Pero hay una materia en la que son realmente duchos y aplicados: la propaganda, donde la izquierda se beneficia además de su rotundo dominio de las televisiones (gracias, Soraya). El resultado es que el público español está bastante anestesiado y traga ya con casi todo. Me sonreía ayer viendo como la prensa británica denunciaba como un gran escándalo que su ministro de Sanidad, Matt Hancock, ha empleado como lobbista a una vieja amiga de sus días en Oxford, a la que paga 15.000 libras al año por asesorarlo. Aquí ABC destapó que Sánchez se inventó una dirección general para emplear a su mejor amigo, con sueldo de 90.000 euros a cargo de nuestros impuestos, y ni siquiera la oposición se quejó demasiado. La impunidad es tal que acto seguido Sánchez enchufó también a la mujer de su amiguete, colocándola en una empresa pública con salario de 80.000 euros. También lo contó este periódico. Pero en la democracia española todo vale, salvo que la corruptela provenga de la derecha, que entonces se caen los pilares del templo.

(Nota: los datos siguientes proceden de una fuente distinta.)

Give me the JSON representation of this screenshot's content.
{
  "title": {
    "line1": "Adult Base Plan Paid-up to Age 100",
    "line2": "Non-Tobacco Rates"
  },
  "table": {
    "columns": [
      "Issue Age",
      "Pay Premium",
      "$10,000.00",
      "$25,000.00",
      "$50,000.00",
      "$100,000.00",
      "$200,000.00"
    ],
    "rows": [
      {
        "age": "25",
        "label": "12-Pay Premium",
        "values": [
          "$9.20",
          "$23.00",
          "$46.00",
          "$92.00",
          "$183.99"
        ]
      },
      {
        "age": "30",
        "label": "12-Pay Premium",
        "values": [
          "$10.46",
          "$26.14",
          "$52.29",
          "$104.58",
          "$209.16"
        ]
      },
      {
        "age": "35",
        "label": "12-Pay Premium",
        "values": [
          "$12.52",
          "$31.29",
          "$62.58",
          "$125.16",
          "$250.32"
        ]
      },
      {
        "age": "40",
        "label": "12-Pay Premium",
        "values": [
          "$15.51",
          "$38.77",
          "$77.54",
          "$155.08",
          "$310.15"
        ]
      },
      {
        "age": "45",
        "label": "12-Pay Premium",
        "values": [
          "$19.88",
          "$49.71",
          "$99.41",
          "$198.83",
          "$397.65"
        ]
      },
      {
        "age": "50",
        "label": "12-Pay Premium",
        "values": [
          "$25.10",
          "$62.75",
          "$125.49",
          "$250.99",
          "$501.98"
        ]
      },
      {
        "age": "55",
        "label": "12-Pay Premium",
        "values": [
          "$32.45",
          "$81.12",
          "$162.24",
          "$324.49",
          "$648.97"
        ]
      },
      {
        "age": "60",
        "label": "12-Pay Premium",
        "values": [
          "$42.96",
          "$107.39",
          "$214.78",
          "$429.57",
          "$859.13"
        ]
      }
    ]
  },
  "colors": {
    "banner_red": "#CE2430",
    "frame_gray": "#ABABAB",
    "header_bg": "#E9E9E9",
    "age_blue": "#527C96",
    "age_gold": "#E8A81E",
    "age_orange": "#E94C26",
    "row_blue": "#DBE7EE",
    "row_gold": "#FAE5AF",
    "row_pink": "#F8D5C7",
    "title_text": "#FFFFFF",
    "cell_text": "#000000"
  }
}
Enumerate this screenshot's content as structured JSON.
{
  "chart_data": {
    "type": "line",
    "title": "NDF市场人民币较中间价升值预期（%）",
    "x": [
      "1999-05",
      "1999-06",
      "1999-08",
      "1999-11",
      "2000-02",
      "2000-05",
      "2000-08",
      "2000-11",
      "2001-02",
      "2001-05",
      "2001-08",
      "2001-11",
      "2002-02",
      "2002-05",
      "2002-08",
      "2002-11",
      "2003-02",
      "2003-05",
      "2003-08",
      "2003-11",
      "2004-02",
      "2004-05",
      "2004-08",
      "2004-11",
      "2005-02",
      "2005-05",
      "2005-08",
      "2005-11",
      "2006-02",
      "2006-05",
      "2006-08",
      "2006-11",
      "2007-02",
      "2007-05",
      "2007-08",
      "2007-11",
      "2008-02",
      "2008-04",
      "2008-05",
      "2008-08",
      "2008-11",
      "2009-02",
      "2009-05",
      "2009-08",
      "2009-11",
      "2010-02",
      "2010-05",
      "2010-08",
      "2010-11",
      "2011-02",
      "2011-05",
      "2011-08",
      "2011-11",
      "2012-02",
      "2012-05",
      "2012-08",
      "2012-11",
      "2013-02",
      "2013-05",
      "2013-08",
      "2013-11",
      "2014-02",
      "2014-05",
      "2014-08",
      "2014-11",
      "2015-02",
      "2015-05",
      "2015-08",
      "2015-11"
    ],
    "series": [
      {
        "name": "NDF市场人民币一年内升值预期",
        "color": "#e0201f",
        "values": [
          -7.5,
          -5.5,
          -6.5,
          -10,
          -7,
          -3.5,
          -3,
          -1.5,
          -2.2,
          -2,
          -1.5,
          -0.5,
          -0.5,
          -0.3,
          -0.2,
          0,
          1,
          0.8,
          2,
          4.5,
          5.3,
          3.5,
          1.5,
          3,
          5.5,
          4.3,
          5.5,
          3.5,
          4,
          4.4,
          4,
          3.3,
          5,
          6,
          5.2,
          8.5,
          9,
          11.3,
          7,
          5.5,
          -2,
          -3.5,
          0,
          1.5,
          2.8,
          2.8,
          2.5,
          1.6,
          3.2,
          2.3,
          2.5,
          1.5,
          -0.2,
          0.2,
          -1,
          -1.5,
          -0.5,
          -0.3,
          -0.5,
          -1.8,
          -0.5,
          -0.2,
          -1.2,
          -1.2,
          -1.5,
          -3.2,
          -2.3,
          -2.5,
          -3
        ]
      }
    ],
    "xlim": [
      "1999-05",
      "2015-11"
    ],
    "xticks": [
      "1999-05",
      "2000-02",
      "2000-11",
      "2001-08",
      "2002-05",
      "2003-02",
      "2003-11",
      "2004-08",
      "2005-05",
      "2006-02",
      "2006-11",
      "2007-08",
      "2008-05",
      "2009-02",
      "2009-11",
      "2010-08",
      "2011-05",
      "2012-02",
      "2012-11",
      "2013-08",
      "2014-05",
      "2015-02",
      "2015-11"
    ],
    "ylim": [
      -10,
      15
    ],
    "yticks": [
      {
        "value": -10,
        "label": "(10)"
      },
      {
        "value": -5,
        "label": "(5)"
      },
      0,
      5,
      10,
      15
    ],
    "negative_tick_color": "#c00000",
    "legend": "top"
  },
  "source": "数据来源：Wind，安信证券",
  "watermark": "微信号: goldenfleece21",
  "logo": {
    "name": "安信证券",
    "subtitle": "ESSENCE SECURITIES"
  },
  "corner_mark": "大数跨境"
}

Con este panorama, resultaba oxigenante escuchar el domingo por las avenidas los cláxones de las caravanas que protestaban pacíficamente contra la «ley Celaá» y el imperio de un «progresismo» obligatorio de entraña anticatólica, pues el móvil real de la nueva norma educativa es un anticlericalismo rancio, casi decimonónico. Aunque a veces no lo parezca, todavía existe ahí fuera una sociedad civil libre, que no se va a callar.